Add that to his struggles in Game 1 and he was not the most popular man in Dodger Stadium. Grandal was booed by the hometown fans, something that Hernandez took exception to — another example of the team’s frustrations boiling over.
Kiké Hernandez, on Dodgers fans booing Grandal and calling for Barnes: "It sucks that there's nothing going on in the stands since the first inning when Braun hit that double. It's quiet for the rest of the evening, and it sucks that they got loud just to show up Yasmani."
— Alden Gonzalez (@Alden_Gonzalez) October 16, 2018
Kiké: "Fans here do a great job of showing up and packing the stadium every night and having a lot of passion for the game. Tonight, for whatever reason — I guess as contagious as the energy is going to be from the fans to the players, it was from the players to the fans."
— Alden Gonzalez (@Alden_Gonzalez) October 16, 2018
As for Grandal himself? This response won’t win back any fans who cursed his name.
Yasmani Grandal on the passed balls/wild pitches: "I think it’s driving you guys more nuts than it’s driving me."

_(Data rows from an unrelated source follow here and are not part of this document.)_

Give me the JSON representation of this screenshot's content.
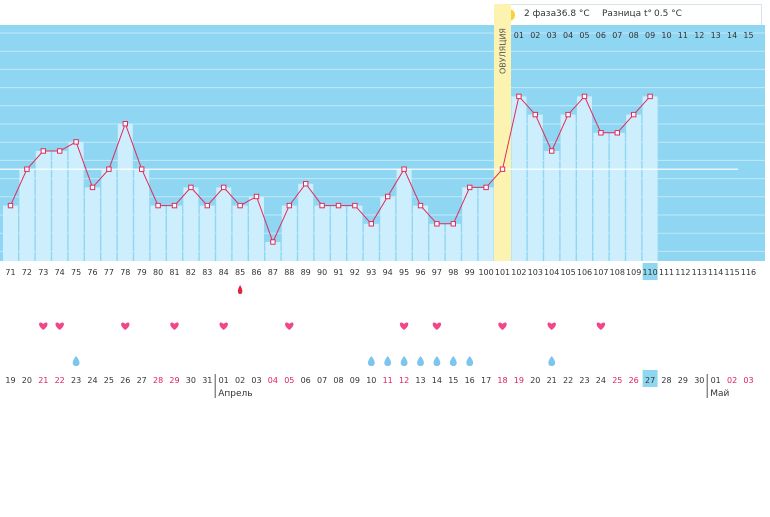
{
  "header": {
    "phase_label": "2 фаза",
    "phase_temp": "36.8 °C",
    "diff_label": "Разница t°",
    "diff_value": "0.5 °C"
  },
  "ovulation_label": "ОВУЛЯЦИЯ",
  "colors": {
    "sky": "#8fd6f3",
    "column": "#cdeffd",
    "line": "#e02b5c",
    "ovulation": "#fdf3b0",
    "heart": "#f0468a",
    "drop": "#7cc6ee",
    "blood": "#e8213a",
    "today": "#8ed7f0",
    "weekend": "#e0205a"
  },
  "chart_data": {
    "type": "line",
    "title": "",
    "xlabel": "",
    "ylabel": "",
    "cycle_days": [
      71,
      72,
      73,
      74,
      75,
      76,
      77,
      78,
      79,
      80,
      81,
      82,
      83,
      84,
      85,
      86,
      87,
      88,
      89,
      90,
      91,
      92,
      93,
      94,
      95,
      96,
      97,
      98,
      99,
      100,
      101,
      102,
      103,
      104,
      105,
      106,
      107,
      108,
      109,
      110,
      111,
      112,
      113,
      114,
      115,
      116
    ],
    "cycle_days_upper": [
      "01",
      "02",
      "03",
      "04",
      "05",
      "06",
      "07",
      "08",
      "09",
      "10",
      "11",
      "12",
      "13",
      "14",
      "15"
    ],
    "temperature_level": [
      2,
      4,
      5,
      5,
      5.5,
      3,
      4,
      6.5,
      4,
      2,
      2,
      3,
      2,
      3,
      2,
      2.5,
      0,
      2,
      3.2,
      2,
      2,
      2,
      1,
      2.5,
      4,
      2,
      1,
      1,
      3,
      3,
      4,
      8,
      7,
      5,
      7,
      8,
      6,
      6,
      7,
      8,
      null,
      null,
      null,
      null,
      null,
      null
    ],
    "coverline_level": 4,
    "ovulation_cycle_day": 101,
    "today_cycle_day": 110,
    "intercourse_days": [
      73,
      74,
      78,
      81,
      84,
      88,
      95,
      97,
      101,
      104,
      107
    ],
    "discharge_days": [
      75,
      93,
      94,
      95,
      96,
      97,
      98,
      99,
      104
    ],
    "bleeding_days": [
      85
    ],
    "dates": [
      "19",
      "20",
      "21",
      "22",
      "23",
      "24",
      "25",
      "26",
      "27",
      "28",
      "29",
      "30",
      "31",
      "01",
      "02",
      "03",
      "04",
      "05",
      "06",
      "07",
      "08",
      "09",
      "10",
      "11",
      "12",
      "13",
      "14",
      "15",
      "16",
      "17",
      "18",
      "19",
      "20",
      "21",
      "22",
      "23",
      "24",
      "25",
      "26",
      "27",
      "28",
      "29",
      "30",
      "01",
      "02",
      "03"
    ],
    "weekend_dates_idx": [
      2,
      3,
      9,
      10,
      16,
      17,
      23,
      24,
      30,
      31,
      37,
      38,
      44,
      45
    ],
    "month_labels": [
      {
        "label": "Апрель",
        "at_index": 13
      },
      {
        "label": "Май",
        "at_index": 43
      }
    ]
  }
}
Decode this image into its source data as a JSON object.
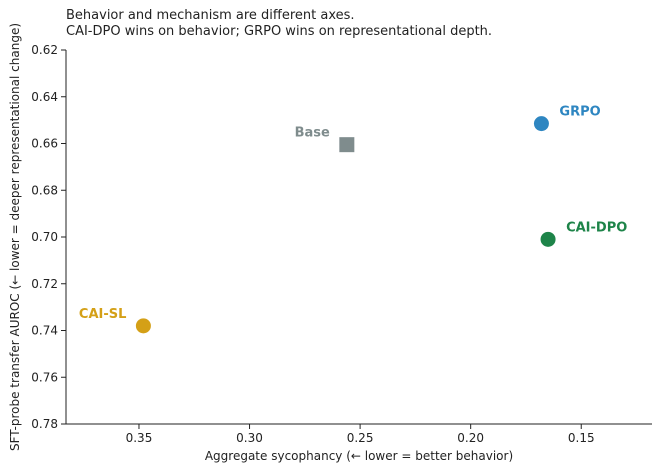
{
  "chart_data": {
    "type": "scatter",
    "title": "Behavior and mechanism are different axes.",
    "subtitle": "CAI-DPO wins on behavior; GRPO wins on representational depth.",
    "xlabel": "Aggregate sycophancy  (← lower = better behavior)",
    "ylabel": "SFT-probe transfer AUROC  (← lower = deeper representational change)",
    "xlim": [
      0.383,
      0.118
    ],
    "ylim": [
      0.62,
      0.78
    ],
    "x_inverted": true,
    "y_inverted": true,
    "xticks": [
      {
        "value": 0.35,
        "label": "0.35"
      },
      {
        "value": 0.3,
        "label": "0.30"
      },
      {
        "value": 0.25,
        "label": "0.25"
      },
      {
        "value": 0.2,
        "label": "0.20"
      },
      {
        "value": 0.15,
        "label": "0.15"
      }
    ],
    "yticks": [
      {
        "value": 0.62,
        "label": "0.62"
      },
      {
        "value": 0.64,
        "label": "0.64"
      },
      {
        "value": 0.66,
        "label": "0.66"
      },
      {
        "value": 0.68,
        "label": "0.68"
      },
      {
        "value": 0.7,
        "label": "0.70"
      },
      {
        "value": 0.72,
        "label": "0.72"
      },
      {
        "value": 0.74,
        "label": "0.74"
      },
      {
        "value": 0.76,
        "label": "0.76"
      },
      {
        "value": 0.78,
        "label": "0.78"
      }
    ],
    "grid": false,
    "points": [
      {
        "name": "Base",
        "x": 0.256,
        "y": 0.6605,
        "marker": "square",
        "color": "#7f8c8d",
        "label_side": "upper-left"
      },
      {
        "name": "GRPO",
        "x": 0.168,
        "y": 0.6515,
        "marker": "circle",
        "color": "#2e86c1",
        "label_side": "upper-right"
      },
      {
        "name": "CAI-DPO",
        "x": 0.165,
        "y": 0.701,
        "marker": "circle",
        "color": "#1e8449",
        "label_side": "upper-right"
      },
      {
        "name": "CAI-SL",
        "x": 0.348,
        "y": 0.738,
        "marker": "circle",
        "color": "#d4a017",
        "label_side": "upper-left"
      }
    ]
  }
}
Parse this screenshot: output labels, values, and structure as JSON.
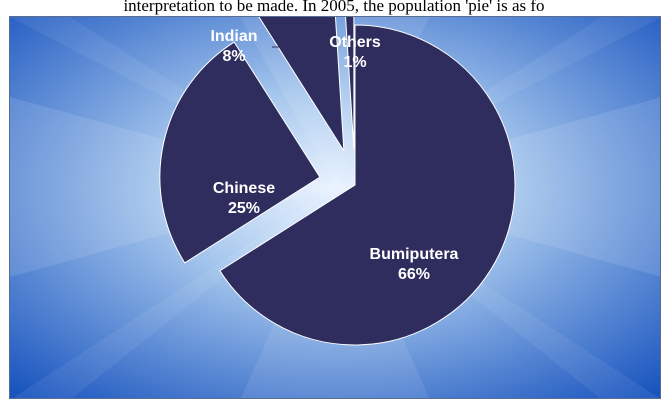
{
  "caption": "interpretation to be made. In 2005, the population 'pie' is as fo",
  "chart_data": {
    "type": "pie",
    "title": "",
    "slices": [
      {
        "label": "Bumiputera",
        "value": 66,
        "pct_label": "66%",
        "exploded": false
      },
      {
        "label": "Chinese",
        "value": 25,
        "pct_label": "25%",
        "exploded": true
      },
      {
        "label": "Indian",
        "value": 8,
        "pct_label": "8%",
        "exploded": true
      },
      {
        "label": "Others",
        "value": 1,
        "pct_label": "1%",
        "exploded": true
      }
    ],
    "colors": {
      "slice_fill": "#2e2d5e",
      "slice_stroke": "#ffffff",
      "label_inside": "#ffffff",
      "background_center": "#eaf3ff",
      "background_edge": "#1a55bf"
    },
    "legend": "none"
  }
}
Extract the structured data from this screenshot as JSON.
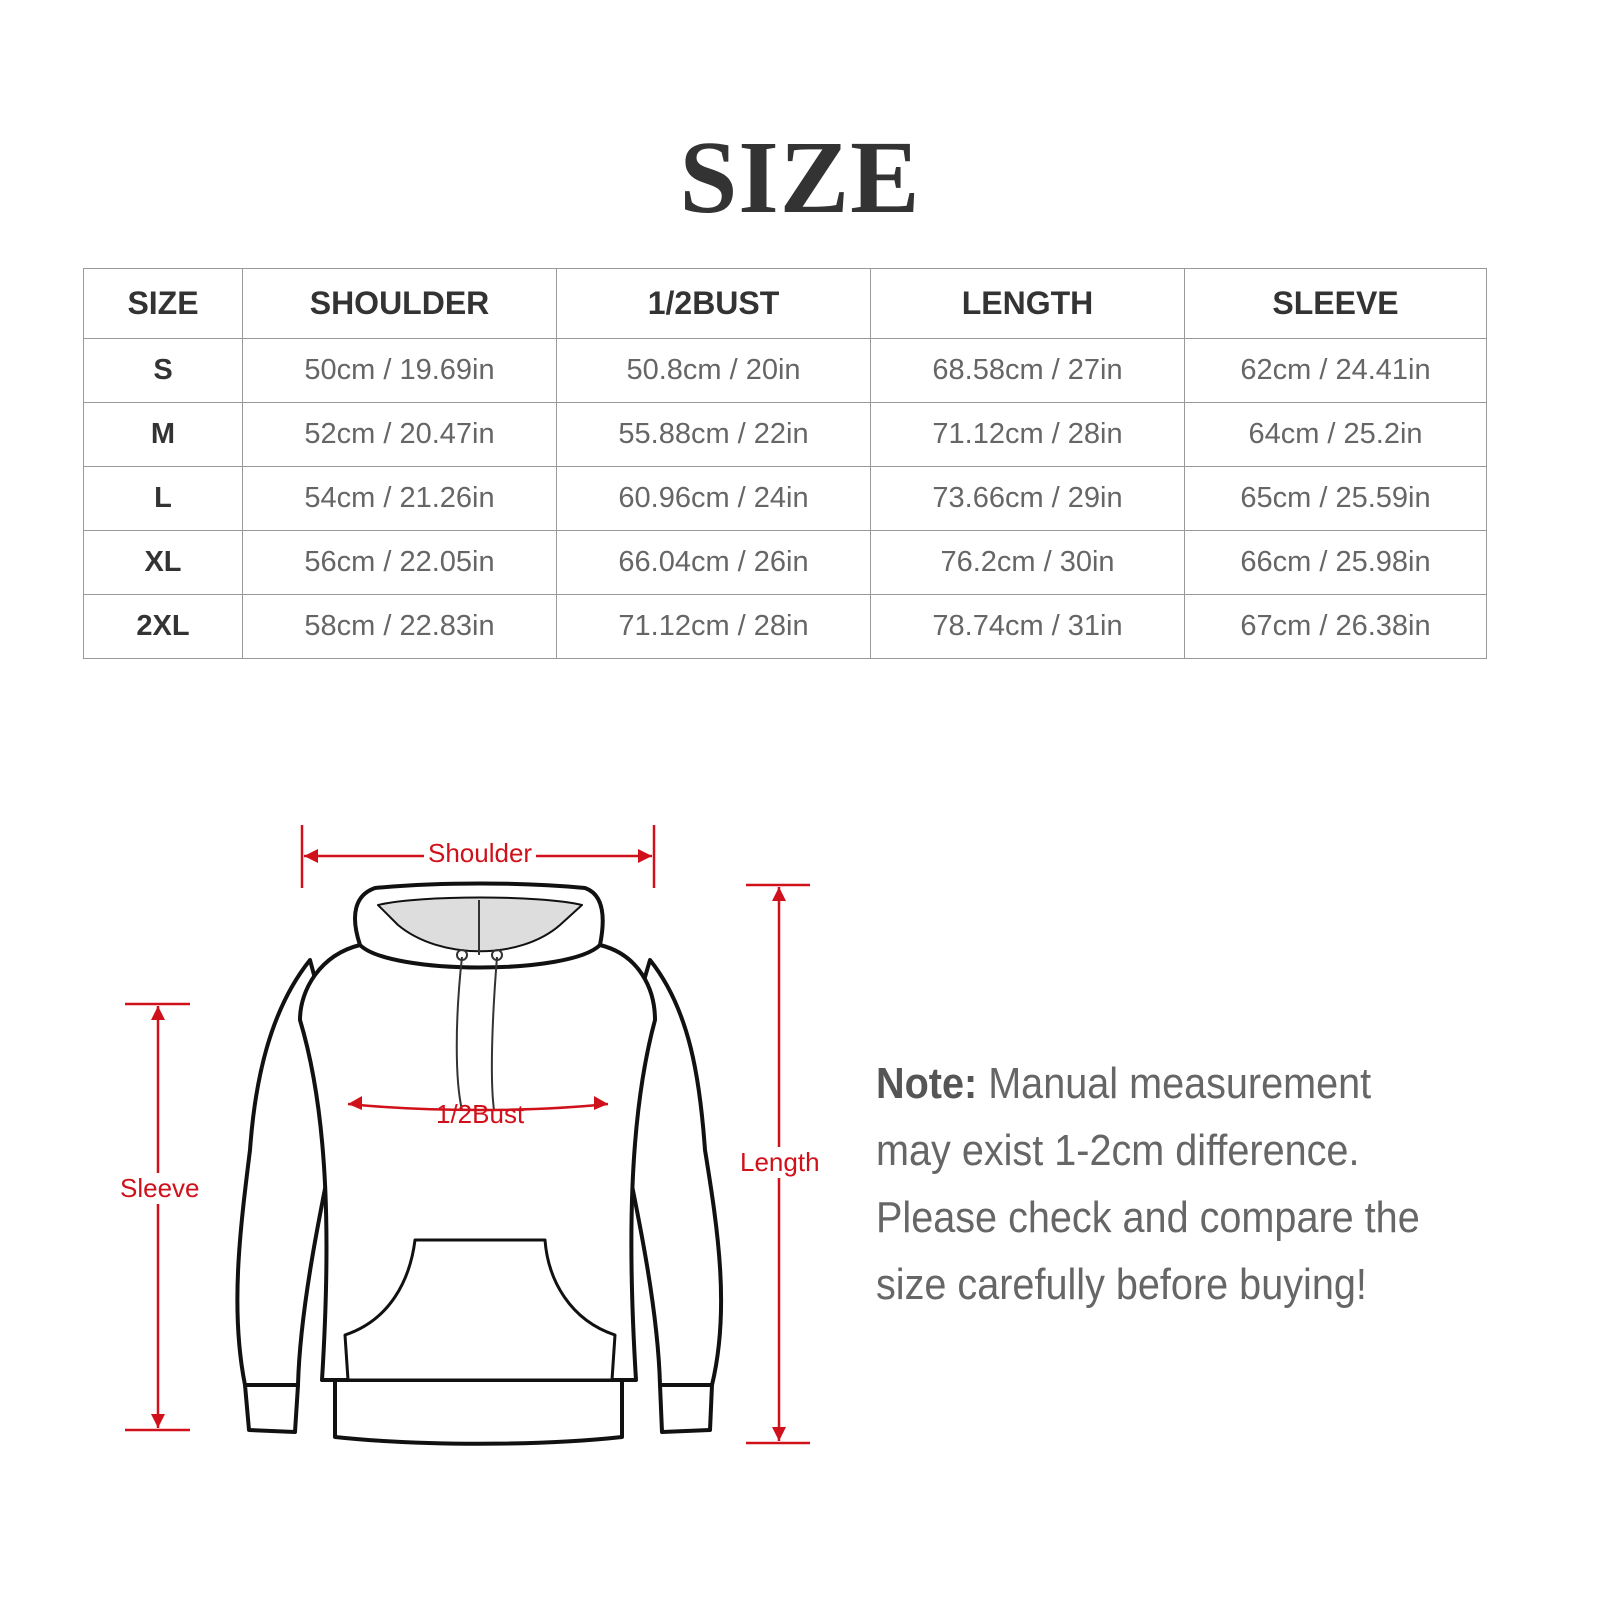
{
  "title": "SIZE",
  "table": {
    "headers": [
      "SIZE",
      "SHOULDER",
      "1/2BUST",
      "LENGTH",
      "SLEEVE"
    ],
    "rows": [
      [
        "S",
        "50cm / 19.69in",
        "50.8cm / 20in",
        "68.58cm / 27in",
        "62cm / 24.41in"
      ],
      [
        "M",
        "52cm / 20.47in",
        "55.88cm / 22in",
        "71.12cm / 28in",
        "64cm / 25.2in"
      ],
      [
        "L",
        "54cm / 21.26in",
        "60.96cm / 24in",
        "73.66cm / 29in",
        "65cm / 25.59in"
      ],
      [
        "XL",
        "56cm / 22.05in",
        "66.04cm / 26in",
        "76.2cm / 30in",
        "66cm / 25.98in"
      ],
      [
        "2XL",
        "58cm / 22.83in",
        "71.12cm / 28in",
        "78.74cm / 31in",
        "67cm / 26.38in"
      ]
    ]
  },
  "diagram": {
    "shoulder": "Shoulder",
    "bust": "1/2Bust",
    "length": "Length",
    "sleeve": "Sleeve",
    "accent_color": "#d0111b"
  },
  "note": {
    "label": "Note:",
    "text": " Manual measurement may exist 1-2cm difference. Please check and compare the size carefully before buying!"
  }
}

— Andy McCullough (@McCulloughTimes) October 16, 2018
The Dodgers will go to Austin Barnes at catcher in Game 4 instead of Grandal according to Roberts, which is a necessary change at this point. But they’ll need to do more than that. They’ll need to wake up their offense and move runners around the bases before the last few innings of the game. Even their win in this series came on an eighth-inning homer.
They’ll need to jump on Brewers starter Gio Gonzalez and tax Milwaukee’s bullpen. They’ll need that deep list of home-run hitters in their dugout to put pressure on Milwaukee instead of the other way around. And they’ll need to do it quick, before we learn for sure what kind of team the Dodgers are.
Because if they don’t fix things, they could be the kind of team that goes home in a couple days.